New Delhi, (Aryavarth) Resumption of traditional classes will be key for enrolment as well as revenue growth in FY22 in the Indian education sector, said India Ratings and Research (Ind-Ra) on Friday.
Accordingly, the ratings agency maintained a stable outlook for the Indian education sector for FY22.
“The key reason for this view is the expected stability in enrolments across higher educational institutions for the year. Also, the commencement of 170 new institutions in FY21 supports the stable outlook,”
“Furthermore, 29 per cent of India’s population falls in the age group of 0 to 14 years which reflects a great opportunity for the sector.”
According to Ind-Ra, despite the pandemic, India was able to retain above 9,600 institutions and 3.13 million intakes in FY21, mainly supported by digital learning.
“Ind-Ra believes the dependence on online classes would remain in FY22 as well, even though institutions are expected to reopen for physical classes in the next academic year (2021-22).”
“Education remains a strategic priority for the government of India. The union government has approved the National Education Policy (NEP) 2020, making way for large-scale, transformational reforms in both school and higher education sectors.”
As per the report, majority of Ind-Ra-rated educational institutions, mainly managing colleges and universities, reported steady enrolments in FY21 backed by their strong demand profile and regionally good market position.
“At the same time, institutions only managing schools and located mainly in rural areas reported a fall in enrolment rates in FY21 due to the pandemic.”
“This coupled with rising discounts on tuition fee eroded the revenue collection of these institutions in FY21. However, enrolments in these schools are likely to increase in FY22 with the resumptions of regular physical classes.”
In general, the ratings agency said that liquidity profile of educational institutions in India is weak due to their high debt service commitments and operational expenditures which worsened in FY21 due to mismatches in cash inflow and outflow on account of Covid-19.
“Ind-Ra expects the liquidity profile to remain the same in FY22.”
“Since enrolments were slightly behind schedule for the education sector due to the procedural delays in admissions in FY21, fee collection was also delayed by few months compared to earlier years. However, lower operating expenses in FY21 improved the operating margins of Ind-Ra rated investment grade educational institutions.”
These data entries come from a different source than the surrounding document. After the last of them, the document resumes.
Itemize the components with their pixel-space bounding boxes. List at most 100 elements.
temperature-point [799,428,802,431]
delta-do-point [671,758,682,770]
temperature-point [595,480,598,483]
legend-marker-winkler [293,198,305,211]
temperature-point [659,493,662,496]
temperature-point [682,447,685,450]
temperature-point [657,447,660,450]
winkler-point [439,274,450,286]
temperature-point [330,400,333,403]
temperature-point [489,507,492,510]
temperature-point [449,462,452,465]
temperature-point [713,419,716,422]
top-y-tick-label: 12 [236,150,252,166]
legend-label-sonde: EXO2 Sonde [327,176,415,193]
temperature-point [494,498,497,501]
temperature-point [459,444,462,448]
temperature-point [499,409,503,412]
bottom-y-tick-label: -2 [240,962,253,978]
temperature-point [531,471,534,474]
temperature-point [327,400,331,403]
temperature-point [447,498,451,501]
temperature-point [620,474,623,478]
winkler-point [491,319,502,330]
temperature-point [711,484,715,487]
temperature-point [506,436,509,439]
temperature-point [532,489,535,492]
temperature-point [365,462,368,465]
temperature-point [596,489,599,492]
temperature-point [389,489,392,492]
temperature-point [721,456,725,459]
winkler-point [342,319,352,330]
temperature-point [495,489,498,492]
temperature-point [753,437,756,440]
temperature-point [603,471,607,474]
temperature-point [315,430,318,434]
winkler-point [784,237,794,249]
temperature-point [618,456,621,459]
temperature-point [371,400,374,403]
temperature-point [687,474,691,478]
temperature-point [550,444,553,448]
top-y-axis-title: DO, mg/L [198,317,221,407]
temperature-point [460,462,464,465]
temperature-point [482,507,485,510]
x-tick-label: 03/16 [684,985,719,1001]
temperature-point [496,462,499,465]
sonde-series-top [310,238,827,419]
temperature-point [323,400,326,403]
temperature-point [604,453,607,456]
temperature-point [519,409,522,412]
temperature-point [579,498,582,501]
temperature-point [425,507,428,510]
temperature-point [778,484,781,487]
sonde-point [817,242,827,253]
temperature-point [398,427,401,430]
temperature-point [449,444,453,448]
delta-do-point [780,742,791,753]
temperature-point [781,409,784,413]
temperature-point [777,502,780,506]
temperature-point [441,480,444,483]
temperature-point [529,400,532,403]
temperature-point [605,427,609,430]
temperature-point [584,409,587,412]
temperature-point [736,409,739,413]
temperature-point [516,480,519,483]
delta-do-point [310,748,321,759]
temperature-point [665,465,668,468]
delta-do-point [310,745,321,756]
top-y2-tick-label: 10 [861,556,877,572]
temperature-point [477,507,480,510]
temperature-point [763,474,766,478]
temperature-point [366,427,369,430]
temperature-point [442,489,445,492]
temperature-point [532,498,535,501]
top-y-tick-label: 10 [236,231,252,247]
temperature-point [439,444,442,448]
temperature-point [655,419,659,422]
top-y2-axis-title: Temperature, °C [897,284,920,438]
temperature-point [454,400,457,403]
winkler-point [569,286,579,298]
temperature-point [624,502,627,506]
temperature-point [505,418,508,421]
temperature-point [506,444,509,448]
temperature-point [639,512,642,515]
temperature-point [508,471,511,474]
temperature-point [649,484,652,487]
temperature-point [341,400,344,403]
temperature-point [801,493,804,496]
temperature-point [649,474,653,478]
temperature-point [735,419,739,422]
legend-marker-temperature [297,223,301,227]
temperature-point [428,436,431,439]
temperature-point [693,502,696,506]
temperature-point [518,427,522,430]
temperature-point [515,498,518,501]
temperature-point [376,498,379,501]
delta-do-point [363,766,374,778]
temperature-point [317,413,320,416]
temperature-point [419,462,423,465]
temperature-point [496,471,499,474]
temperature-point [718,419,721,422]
Additionally, it cited that lower revenue collection than expected for non-investment grade institutions is likely to exert pressure on their operating performance in FY21.
“However, Ind-Ra believes profitability to recover in FY22, backed by normalisation of activities and recommencement of physical classes.”
“Ind-Ra believes debt levels are likely to increase slightly in FY22 from previous year as some of the deferred capex plans may start taking shape.”
Consequently, debt burden will rise for most educational intuitions in FY22 as the deferred capex plan gets implemented, the agency pointed out.
“Nevertheless, an improvement in the operational performance mainly in investment grade institutions is likely to support their leverage ratios in FY22.”